Generally-Occurring Model Change for Robust Counterfactual Explanations
Ao Xu, Tieru Wu
TL;DR
This work addresses the robustness of counterfactual explanations under changing decision models. It generalizes the prior Naturally-Occurring Model Change concept to Generally-Occurring Model Change (GOMC) and provides probabilistic guarantees that quantify how counterfactuals behave when the underlying model shifts, even beyond Gaussian neighborhood assumptions. A key theoretical result bounds the discrepancy between original and updated predictions in terms of neighborhood data and distributional changes, with a clear link to Lipschitz continuity and subgaussian variability. The paper further applies the framework to a dataset perturbation case study, deriving concrete bounds under gradient-based learning and positioning GOMC as a wider, optimization-theory-backed tool for ensuring robust recourse. Overall, this work enhances reliability and interpretability of counterfactual explanations in dynamic settings with practical implications for robust decision-support systems.
Abstract
With the increasing impact of algorithmic decision-making on human lives, the interpretability of models has become a critical issue in machine learning.
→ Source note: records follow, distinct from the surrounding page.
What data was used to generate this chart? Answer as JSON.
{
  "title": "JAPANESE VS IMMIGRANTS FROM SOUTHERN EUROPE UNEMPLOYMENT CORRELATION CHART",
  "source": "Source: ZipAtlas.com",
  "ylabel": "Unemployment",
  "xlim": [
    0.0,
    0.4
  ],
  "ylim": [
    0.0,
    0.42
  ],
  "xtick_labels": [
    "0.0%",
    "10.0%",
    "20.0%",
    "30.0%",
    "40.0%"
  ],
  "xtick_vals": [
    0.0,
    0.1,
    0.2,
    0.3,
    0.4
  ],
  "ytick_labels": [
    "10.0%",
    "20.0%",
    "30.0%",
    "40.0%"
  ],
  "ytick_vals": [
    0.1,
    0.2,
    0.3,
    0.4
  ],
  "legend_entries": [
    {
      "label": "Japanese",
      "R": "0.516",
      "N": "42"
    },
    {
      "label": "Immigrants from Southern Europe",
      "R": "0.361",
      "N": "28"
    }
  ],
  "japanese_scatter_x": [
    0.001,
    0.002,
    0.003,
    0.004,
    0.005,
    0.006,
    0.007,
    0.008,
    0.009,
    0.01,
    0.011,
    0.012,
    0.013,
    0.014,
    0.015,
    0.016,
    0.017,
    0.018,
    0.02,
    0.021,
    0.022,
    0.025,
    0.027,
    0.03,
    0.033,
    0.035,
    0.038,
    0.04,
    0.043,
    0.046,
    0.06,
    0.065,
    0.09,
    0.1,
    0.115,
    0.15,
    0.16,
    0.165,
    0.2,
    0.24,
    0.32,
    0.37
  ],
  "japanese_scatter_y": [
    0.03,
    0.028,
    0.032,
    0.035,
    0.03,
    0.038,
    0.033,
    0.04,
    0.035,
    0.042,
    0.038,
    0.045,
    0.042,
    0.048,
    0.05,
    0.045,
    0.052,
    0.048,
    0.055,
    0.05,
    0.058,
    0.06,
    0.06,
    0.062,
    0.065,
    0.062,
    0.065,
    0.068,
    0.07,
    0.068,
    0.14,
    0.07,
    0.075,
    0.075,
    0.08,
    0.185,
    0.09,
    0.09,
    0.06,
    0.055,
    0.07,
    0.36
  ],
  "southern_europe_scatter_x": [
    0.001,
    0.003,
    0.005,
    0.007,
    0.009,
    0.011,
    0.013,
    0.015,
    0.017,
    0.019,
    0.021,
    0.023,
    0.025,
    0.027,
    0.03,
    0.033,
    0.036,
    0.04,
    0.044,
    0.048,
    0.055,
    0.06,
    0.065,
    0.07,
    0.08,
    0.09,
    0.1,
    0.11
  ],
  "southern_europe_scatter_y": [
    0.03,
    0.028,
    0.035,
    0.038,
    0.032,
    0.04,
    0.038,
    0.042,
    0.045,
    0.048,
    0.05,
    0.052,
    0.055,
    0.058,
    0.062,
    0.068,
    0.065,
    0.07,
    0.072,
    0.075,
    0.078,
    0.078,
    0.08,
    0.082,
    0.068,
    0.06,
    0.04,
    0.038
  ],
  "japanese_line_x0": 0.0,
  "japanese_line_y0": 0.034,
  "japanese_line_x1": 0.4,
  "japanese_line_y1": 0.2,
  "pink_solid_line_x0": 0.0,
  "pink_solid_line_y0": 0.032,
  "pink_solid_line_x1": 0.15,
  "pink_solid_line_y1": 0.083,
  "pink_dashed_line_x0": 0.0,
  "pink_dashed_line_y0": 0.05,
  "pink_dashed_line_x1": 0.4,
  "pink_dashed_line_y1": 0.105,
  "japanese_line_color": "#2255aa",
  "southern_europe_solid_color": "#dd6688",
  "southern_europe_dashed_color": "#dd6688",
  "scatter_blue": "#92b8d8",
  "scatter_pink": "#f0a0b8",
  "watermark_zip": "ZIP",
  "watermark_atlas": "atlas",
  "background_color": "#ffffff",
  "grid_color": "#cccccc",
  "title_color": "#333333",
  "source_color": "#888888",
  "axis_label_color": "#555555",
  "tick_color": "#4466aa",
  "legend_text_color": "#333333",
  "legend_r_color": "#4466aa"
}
Counterfactual explanation is an important method in the field of interpretable machine learning, which can not only help users understand why machine learning models make specific decisions, but also help users understand how to change these decisions. Naturally, it is an important task to study the robustness of counterfactual explanation generation algorithms to model changes. Previous literature has proposed the concept of Naturally-Occurring Model Change, which has given us a deeper understanding of robustness to model change. In this paper, we first further generalize the concept of Naturally-Occurring Model Change, proposing a more general concept of model parameter changes, Generally-Occurring Model Change, which has a wider range of applicability. We also prove the corresponding probabilistic guarantees. In addition, we consider a more specific problem, data set perturbation, and give relevant theoretical results by combining optimization theory.